Consider the peevish tweet that the president sent out on Saturday afternoon complaining that the violence in Charlottesville had distracted attention from a staged photo-call with veterans from the American armed services, and officials from the Veteran’s Administration (VA) which provides old soldiers, sailors and airmen with medical services. Mr. Trump said: “Am in Bedminster for meetings & press conference on V.A. & all that we have done, and are doing, to make it better-but Charlottesville sad!”

There is a parallel with the ongoing probes into whether the Trump campaign in 2016 colluded with Russian spooks attempting to influence the election. It remains a mystery whether Mr. Trump or senior aides worked with a foreign power to attack American democracy. But it is already quite enough that Mr. Trump thinks his victory’s legitimacy is being challenged.
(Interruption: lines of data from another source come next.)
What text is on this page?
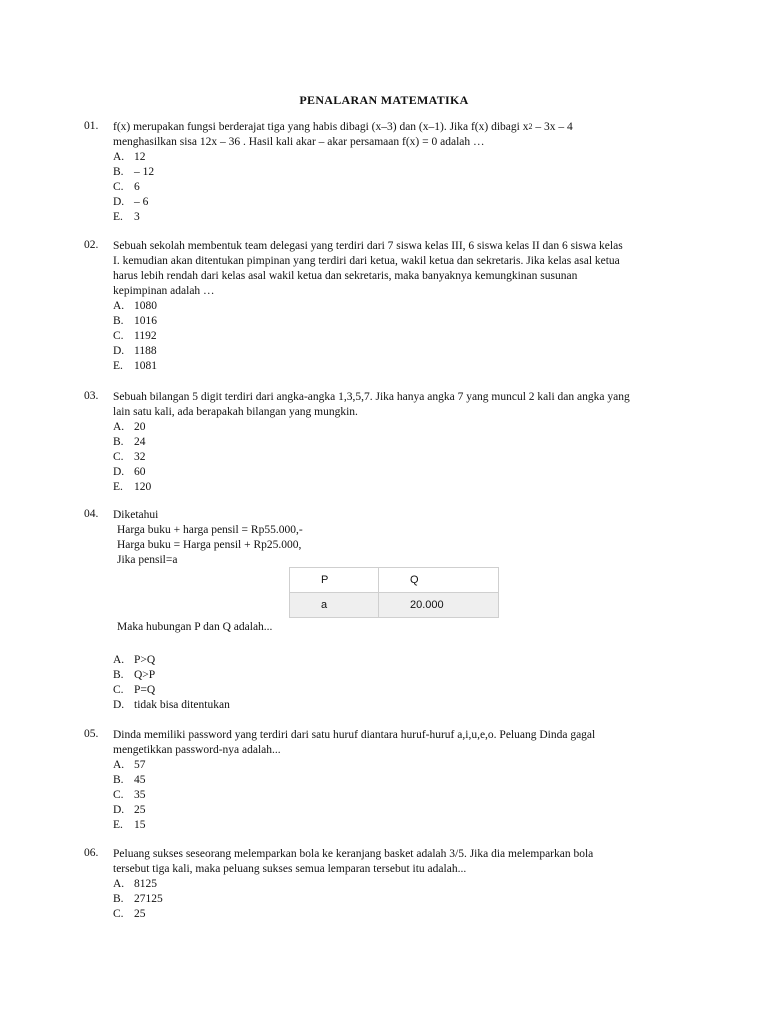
PENALARAN MATEMATIKA
01. f(x) merupakan fungsi berderajat tiga yang habis dibagi (x–3) dan (x–1). Jika f(x) dibagi $x^2 - 3x - 4$
menghasilkan sisa 12x – 36 . Hasil kali akar – akar persamaan f(x) = 0 adalah …
A. 12
B. – 12
C. 6
D. – 6
E. 3
02. Sebuah sekolah membentuk team delegasi yang terdiri dari 7 siswa kelas III, 6 siswa kelas II dan 6 siswa kelas
I. kemudian akan ditentukan pimpinan yang terdiri dari ketua, wakil ketua dan sekretaris. Jika kelas asal ketua
harus lebih rendah dari kelas asal wakil ketua dan sekretaris, maka banyaknya kemungkinan susunan
kepimpinan adalah …
A. 1080
B. 1016
C. 1192
D. 1188
E. 1081
03. Sebuah bilangan 5 digit terdiri dari angka-angka 1,3,5,7. Jika hanya angka 7 yang muncul 2 kali dan angka yang
lain satu kali, ada berapakah bilangan yang mungkin.
A. 20
B. 24
C. 32
D. 60
E. 120
04. Diketahui
Harga buku + harga pensil = Rp55.000,-
Harga buku = Harga pensil + Rp25.000,
Jika pensil=a
P	Q
a	20.000
Maka hubungan P dan Q adalah...
A. P>Q
B. Q>P
C. P=Q
D. tidak bisa ditentukan
05. Dinda memiliki password yang terdiri dari satu huruf diantara huruf-huruf a,i,u,e,o. Peluang Dinda gagal
mengetikkan password-nya adalah...
A. 57
B. 45
C. 35
D. 25
E. 15
06. Peluang sukses seseorang melemparkan bola ke keranjang basket adalah 3/5. Jika dia melemparkan bola
tersebut tiga kali, maka peluang sukses semua lemparan tersebut itu adalah...
A. 8125
B. 27125
C. 25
That questioning of his success is sufficient to make him furious. The president himself has said his frustration at not being exonerated over Russian meddling made him angry enough to fire the FBI director, James Comey.

Remember that the next time Mr. Trump fails to live up to the office which he holds. When trying to understand him, start by looking for small, shallow explanations. Perhaps there are others, but self-regard is the right place to start. Whatever the subject, for this president, it is always about him.